You want a ratcheting screwdriver where the gearing and ratcheting mechanism is solid and shows no sign of slip or play. This means the mechanism is made with quality materials and the engineering behind it is well-thought-out. A ratcheting screwdriver with solid gearing lasts longer and gives you more reliable service than a poorly constructed one.
An ergonomic handle that feels comfortable in your hand means you are 99 percent along in finding the best ratcheting screwdriver. A comfortable handle means more power and less fatigue as you work. You also want to note the material the handle is made from. Is it plastic, nylon, neoprene, or a composite? These all feel and look different and make a difference with regard to comfort and longevity.
Bit Storage and Changing
Where you can store bits in or on your ratcheting screwdriver is a choice. Some models have bit storage inside the handle, some have it alongside the handle, and some store bits in a pouch or case. Some ratcheting screwdrivers even allow single-handed bit changes, which is a feature you may want to consider.
- Kit or Single Screwdriver. This is a basic consideration for your purchase. Do you need an entire ratcheting screwdriver set with carrying case and 50 bits, or a single screwdriver with maybe six bits? The market features these options and virtually anything in between. Assess your needs and look at the various models and options before buying.
- Standard, Stubby, or Extra Long. You can buy the standard-length ratcheting screwdriver, while you also have the option of buying a stubby-type for narrow access work or an extra-long ratcheting screwdriver for heavier work. Your purchase should depend on your requirements.
- Price and Quality. There’s no need to spend $50 on an entire kit if a single screwdriver and bits will do the job for you. On the other hand, your work may require the versatility of a larger kit and all the bit and handle choices it offers. Assess your needs and do your research before you buy it. Check the product details, reviews, and ratings for information.
Best Ratcheting Screwdriver Reviews & Recommendations 2020
- Choose a ratcheting screwdriver that is right for the jobs you want to perform. You’ll want a shorter screwdriver for tight spaces, and a sturdier one for heavy-duty turning.
- Do your research to find out about the various models and types available.
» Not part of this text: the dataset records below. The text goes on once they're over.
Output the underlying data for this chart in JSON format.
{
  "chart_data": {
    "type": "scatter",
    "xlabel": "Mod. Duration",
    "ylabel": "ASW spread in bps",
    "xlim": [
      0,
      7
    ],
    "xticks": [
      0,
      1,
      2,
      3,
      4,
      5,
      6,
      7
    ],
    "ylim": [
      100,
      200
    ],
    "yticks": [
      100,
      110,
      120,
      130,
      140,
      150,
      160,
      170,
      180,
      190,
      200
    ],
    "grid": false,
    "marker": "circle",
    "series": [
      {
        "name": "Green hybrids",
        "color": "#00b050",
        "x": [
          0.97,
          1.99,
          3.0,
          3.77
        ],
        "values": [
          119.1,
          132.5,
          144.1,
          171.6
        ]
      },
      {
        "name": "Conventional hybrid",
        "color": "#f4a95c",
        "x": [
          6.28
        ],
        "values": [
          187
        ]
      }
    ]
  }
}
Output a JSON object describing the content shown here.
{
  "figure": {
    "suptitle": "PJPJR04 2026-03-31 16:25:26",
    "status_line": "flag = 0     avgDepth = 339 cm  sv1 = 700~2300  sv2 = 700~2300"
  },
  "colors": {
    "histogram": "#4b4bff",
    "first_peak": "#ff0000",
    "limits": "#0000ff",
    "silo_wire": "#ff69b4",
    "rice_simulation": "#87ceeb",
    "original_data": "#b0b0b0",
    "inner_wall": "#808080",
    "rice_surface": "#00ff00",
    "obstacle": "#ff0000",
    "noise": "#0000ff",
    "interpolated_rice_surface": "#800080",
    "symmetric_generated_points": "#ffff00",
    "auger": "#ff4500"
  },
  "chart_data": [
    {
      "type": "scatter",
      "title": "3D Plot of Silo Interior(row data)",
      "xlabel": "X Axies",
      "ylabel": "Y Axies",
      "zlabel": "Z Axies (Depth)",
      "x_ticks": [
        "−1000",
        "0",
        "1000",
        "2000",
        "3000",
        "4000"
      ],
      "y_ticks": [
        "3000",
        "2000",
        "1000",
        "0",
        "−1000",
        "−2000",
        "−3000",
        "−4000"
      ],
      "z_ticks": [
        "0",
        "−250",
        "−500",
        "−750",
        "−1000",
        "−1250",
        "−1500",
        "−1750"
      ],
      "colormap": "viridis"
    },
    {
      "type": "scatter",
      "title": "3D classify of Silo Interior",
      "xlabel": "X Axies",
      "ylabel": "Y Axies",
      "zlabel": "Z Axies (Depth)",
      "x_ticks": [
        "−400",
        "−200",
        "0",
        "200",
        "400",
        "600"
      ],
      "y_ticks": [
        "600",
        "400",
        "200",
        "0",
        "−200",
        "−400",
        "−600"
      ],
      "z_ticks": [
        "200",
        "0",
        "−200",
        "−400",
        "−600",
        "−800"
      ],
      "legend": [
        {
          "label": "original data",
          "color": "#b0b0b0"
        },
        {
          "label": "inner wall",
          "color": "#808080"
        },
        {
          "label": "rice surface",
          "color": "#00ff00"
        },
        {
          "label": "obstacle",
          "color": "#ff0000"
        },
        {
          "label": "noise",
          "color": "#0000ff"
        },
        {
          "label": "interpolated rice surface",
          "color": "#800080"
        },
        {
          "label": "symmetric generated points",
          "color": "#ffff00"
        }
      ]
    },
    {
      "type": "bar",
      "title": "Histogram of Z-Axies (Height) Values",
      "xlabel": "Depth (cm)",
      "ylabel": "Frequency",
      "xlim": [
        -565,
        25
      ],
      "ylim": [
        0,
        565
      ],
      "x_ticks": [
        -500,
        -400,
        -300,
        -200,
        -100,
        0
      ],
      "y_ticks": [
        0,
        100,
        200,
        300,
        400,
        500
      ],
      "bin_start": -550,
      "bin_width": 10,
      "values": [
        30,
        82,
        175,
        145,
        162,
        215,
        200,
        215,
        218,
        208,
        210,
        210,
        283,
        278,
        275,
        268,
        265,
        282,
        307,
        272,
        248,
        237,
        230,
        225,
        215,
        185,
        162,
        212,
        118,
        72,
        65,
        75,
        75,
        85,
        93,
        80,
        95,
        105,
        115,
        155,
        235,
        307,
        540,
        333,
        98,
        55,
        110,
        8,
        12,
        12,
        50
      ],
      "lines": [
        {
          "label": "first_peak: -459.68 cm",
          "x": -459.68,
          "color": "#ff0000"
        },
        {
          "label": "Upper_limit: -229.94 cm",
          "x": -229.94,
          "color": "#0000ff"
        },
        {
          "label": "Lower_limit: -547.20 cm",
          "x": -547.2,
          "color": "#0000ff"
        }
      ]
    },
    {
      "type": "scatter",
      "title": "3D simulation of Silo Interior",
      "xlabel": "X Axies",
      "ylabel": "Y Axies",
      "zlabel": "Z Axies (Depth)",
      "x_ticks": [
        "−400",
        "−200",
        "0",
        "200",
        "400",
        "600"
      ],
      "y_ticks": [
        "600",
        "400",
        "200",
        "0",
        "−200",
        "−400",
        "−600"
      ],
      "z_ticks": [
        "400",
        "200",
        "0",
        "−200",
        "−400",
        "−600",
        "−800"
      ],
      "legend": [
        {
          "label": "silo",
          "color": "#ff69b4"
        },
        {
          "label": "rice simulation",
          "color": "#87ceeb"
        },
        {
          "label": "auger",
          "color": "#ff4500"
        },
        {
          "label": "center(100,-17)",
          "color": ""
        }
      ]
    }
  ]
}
Check the specifications, the product description, the reviews, and the answered questions.
- Aside from the ratcheting power and operation, look into the other features of ratcheting screwdrivers. These include how they store bits, what the handle is made from, and how many and what types of tips you get with your purchase.
Q: What’s the difference between a ratcheting screwdriver and a standard screwdriver?
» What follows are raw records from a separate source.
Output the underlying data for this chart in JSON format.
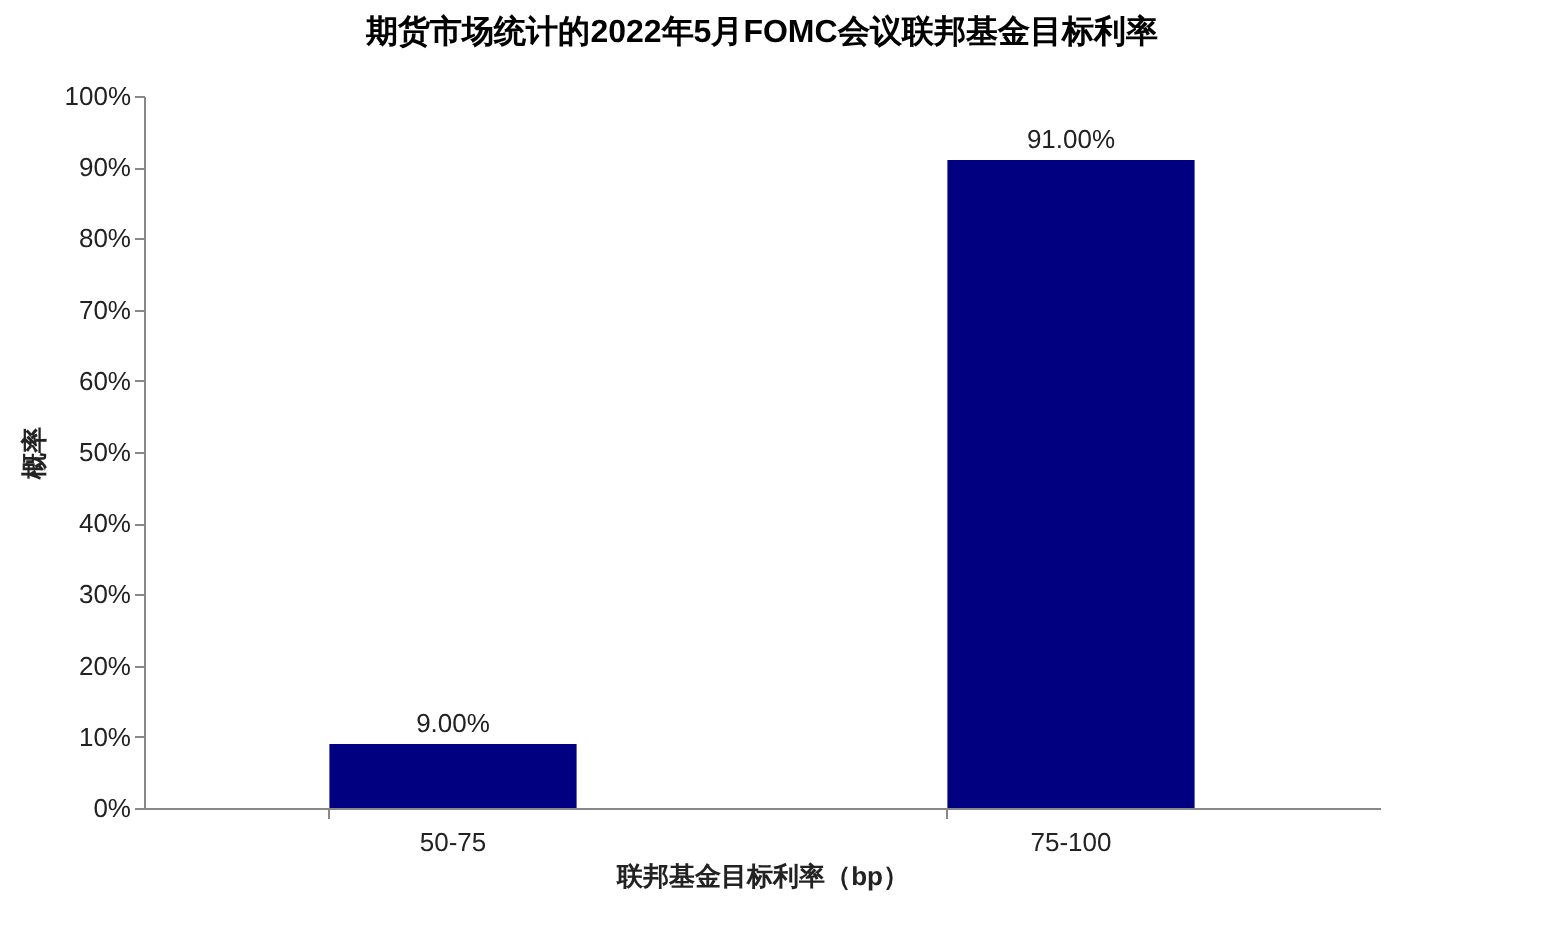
{
  "chart_data": {
    "type": "bar",
    "title": "期货市场统计的2022年5月FOMC会议联邦基金目标利率",
    "xlabel": "联邦基金目标利率（bp）",
    "ylabel": "概率",
    "categories": [
      "50-75",
      "75-100"
    ],
    "series": [
      {
        "color": "#000080",
        "values": [
          9,
          91
        ]
      }
    ],
    "value_labels": [
      "9.00%",
      "91.00%"
    ],
    "ylim": [
      0,
      100
    ],
    "yticks": [
      {
        "value": 0,
        "label": "0%"
      },
      {
        "value": 10,
        "label": "10%"
      },
      {
        "value": 20,
        "label": "20%"
      },
      {
        "value": 30,
        "label": "30%"
      },
      {
        "value": 40,
        "label": "40%"
      },
      {
        "value": 50,
        "label": "50%"
      },
      {
        "value": 60,
        "label": "60%"
      },
      {
        "value": 70,
        "label": "70%"
      },
      {
        "value": 80,
        "label": "80%"
      },
      {
        "value": 90,
        "label": "90%"
      },
      {
        "value": 100,
        "label": "100%"
      }
    ],
    "grid": false,
    "legend": false
  }
}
A: A ratcheting screwdriver has a gear mechanism in the handle that a standard screwdriver does not have. This mechanism allows the handle to turn (to “ratchet”) so you only have to make a half-turn with your wrist to turn a fastener. This reduces movement and increases your comfort level.
Q: Are all ratcheting screwdrivers basically the same?
A: Yes, the way they operate is basically the same. But like all tools, manufacturers have different designs and manufacturing methods. They may be made of different materials, the handles may look and feel different, and there are various ways to store the bits (or tips).
Q: Can I use one ratcheting screwdriver for everything?
A: The answer is a qualified yes. The bits and the size of many ratcheting screwdrivers allow you to do a wide variety of tasks. However, if you have a special task, such as repairing watches or fixing large trucks, you’ll need to find a more specialized ratcheting screwdriver.
Our top pick is the Megapro Marketing USA Ratcheting Screwdriver. It is well-made, has pull-out storage, and is comfortable to use.
Our best value pick is the Channellock 13-1 Ratcheting Screwdriver. It has smooth ratcheting action and innovative storage for bits.